Cutting Costs by "Semi-Outsourcing"
The place im working at is into some serious cost-cutting (what business isnt). Recently the people way above my head had a meeting with some account managers from Sun. I can imagine the meeting going something like this:
Sales rep: We can help you achieve better ROI on spent $$$$'s by letting us do more for you but you will still pay the same amount for your Service. Let us help you keeping your Solaris more available and more secure by handling all your OS updates.
Manager: That sounds like a good idea, Id like more $$$$'s to spend on our yearly Golf-tournament.
Sales rep: Thats what we thought, do you want some complimentary golf-balls?
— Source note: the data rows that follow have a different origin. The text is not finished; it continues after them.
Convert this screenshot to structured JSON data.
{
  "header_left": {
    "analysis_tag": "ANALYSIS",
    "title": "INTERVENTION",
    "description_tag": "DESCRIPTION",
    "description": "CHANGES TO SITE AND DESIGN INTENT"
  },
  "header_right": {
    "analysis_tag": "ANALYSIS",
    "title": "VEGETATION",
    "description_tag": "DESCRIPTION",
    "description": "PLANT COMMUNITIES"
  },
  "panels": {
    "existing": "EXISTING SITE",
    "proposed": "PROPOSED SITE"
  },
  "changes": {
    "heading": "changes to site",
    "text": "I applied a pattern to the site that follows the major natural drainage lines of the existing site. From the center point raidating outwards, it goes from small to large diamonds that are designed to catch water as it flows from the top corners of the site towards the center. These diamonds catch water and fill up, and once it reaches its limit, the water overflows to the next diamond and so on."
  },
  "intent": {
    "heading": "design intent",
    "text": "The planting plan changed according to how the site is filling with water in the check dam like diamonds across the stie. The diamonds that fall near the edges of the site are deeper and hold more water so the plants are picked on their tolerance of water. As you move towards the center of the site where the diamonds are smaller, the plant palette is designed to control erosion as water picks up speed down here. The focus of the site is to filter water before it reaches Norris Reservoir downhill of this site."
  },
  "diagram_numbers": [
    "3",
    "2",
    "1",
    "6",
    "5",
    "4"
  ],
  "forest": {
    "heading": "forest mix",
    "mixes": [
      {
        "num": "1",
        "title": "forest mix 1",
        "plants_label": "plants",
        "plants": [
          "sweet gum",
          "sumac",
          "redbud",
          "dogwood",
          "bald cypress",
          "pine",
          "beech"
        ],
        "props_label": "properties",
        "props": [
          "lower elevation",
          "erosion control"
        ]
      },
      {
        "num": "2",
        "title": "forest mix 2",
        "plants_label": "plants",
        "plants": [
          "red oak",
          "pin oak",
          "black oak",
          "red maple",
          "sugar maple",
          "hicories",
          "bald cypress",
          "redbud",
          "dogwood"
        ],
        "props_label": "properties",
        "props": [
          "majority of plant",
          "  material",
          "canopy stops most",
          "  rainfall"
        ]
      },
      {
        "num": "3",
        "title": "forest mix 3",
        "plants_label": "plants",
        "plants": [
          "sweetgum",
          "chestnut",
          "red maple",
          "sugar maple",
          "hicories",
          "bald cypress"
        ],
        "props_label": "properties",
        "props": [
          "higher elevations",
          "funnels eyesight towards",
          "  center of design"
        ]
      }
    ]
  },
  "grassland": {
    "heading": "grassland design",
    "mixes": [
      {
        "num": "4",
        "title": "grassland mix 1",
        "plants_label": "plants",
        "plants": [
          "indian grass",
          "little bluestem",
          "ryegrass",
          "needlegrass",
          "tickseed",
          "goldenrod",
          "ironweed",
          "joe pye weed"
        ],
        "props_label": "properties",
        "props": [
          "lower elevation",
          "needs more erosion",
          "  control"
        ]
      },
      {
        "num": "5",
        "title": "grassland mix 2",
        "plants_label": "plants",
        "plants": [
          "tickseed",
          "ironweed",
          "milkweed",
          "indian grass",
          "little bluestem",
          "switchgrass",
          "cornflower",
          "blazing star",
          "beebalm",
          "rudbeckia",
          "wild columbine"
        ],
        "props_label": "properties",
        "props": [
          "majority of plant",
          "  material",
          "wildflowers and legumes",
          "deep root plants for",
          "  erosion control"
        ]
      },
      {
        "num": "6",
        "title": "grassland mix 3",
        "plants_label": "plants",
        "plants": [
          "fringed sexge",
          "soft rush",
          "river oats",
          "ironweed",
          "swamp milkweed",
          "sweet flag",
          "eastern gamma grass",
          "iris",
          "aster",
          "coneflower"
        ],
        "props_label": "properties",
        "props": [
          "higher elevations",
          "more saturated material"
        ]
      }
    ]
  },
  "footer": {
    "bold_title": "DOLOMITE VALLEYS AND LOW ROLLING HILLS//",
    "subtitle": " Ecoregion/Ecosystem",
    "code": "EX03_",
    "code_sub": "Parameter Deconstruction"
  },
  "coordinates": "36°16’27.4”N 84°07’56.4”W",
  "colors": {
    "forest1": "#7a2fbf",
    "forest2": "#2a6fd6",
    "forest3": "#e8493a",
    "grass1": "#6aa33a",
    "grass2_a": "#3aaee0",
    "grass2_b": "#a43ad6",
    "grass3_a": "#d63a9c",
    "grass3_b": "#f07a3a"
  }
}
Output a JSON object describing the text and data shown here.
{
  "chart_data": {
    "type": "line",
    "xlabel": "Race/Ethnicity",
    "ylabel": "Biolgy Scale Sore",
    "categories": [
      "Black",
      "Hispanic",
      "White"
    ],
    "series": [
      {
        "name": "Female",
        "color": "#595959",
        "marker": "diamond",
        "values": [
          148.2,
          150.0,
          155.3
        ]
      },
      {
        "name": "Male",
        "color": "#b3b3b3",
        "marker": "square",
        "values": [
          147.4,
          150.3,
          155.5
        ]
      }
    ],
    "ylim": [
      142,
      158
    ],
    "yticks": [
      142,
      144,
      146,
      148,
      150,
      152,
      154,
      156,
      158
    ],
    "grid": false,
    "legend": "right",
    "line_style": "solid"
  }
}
So the meeting trickles down to us the senior admins and we start to groan. My opinion is this:
Keeping 500 unix boxes up-to-date with the latest patches is NO problem whatsoever, aslong as you dont have to think about applications. Ive seen several different patching tools that logs into machines, checks all patches and installs newer ones if needed and then makes a reboot and the machines is back online in no-time. (JASS, N1 *cough*, flar's etc etc). Sounds great on paper and when Sales Rep's talks to Management people. But in the end it comes down to the following 2 problems:
Applications and Service-windows.
Ofcourse all you other people out there work for THE company that has full control over their SLA's and all have their little service-windows every month when its ok to take down the servers and apply OS and security patches, and all your system owners scream of joy when you say you want to apply your quarterly OS patches.
Why cant management understand that Solaris is easy, applications are hard, you cant apply patches and go home and expect all applications to work as intended when you come back in the morning. After applying patches you need to make sure that the application works as intended. What takes time when it comes to OS/Security patches the troble is getting access to the system, getting some allowed downtime and then making sure everything works as intended after the patches have been applied, GETTING THE PATCHES ON THE SYSTEM IS EASY.
What makes management think that Sun's technicians would do a cheaper/faster/better job at patching our systems? When the problem lies within our own organisation? Hire us some secretaries to keep the paperwork away from us and that can handle booking of downtime and test-personell (or help with some automatic testing tools), and we will make sure that patching goes smoothly from thereon and everafter!!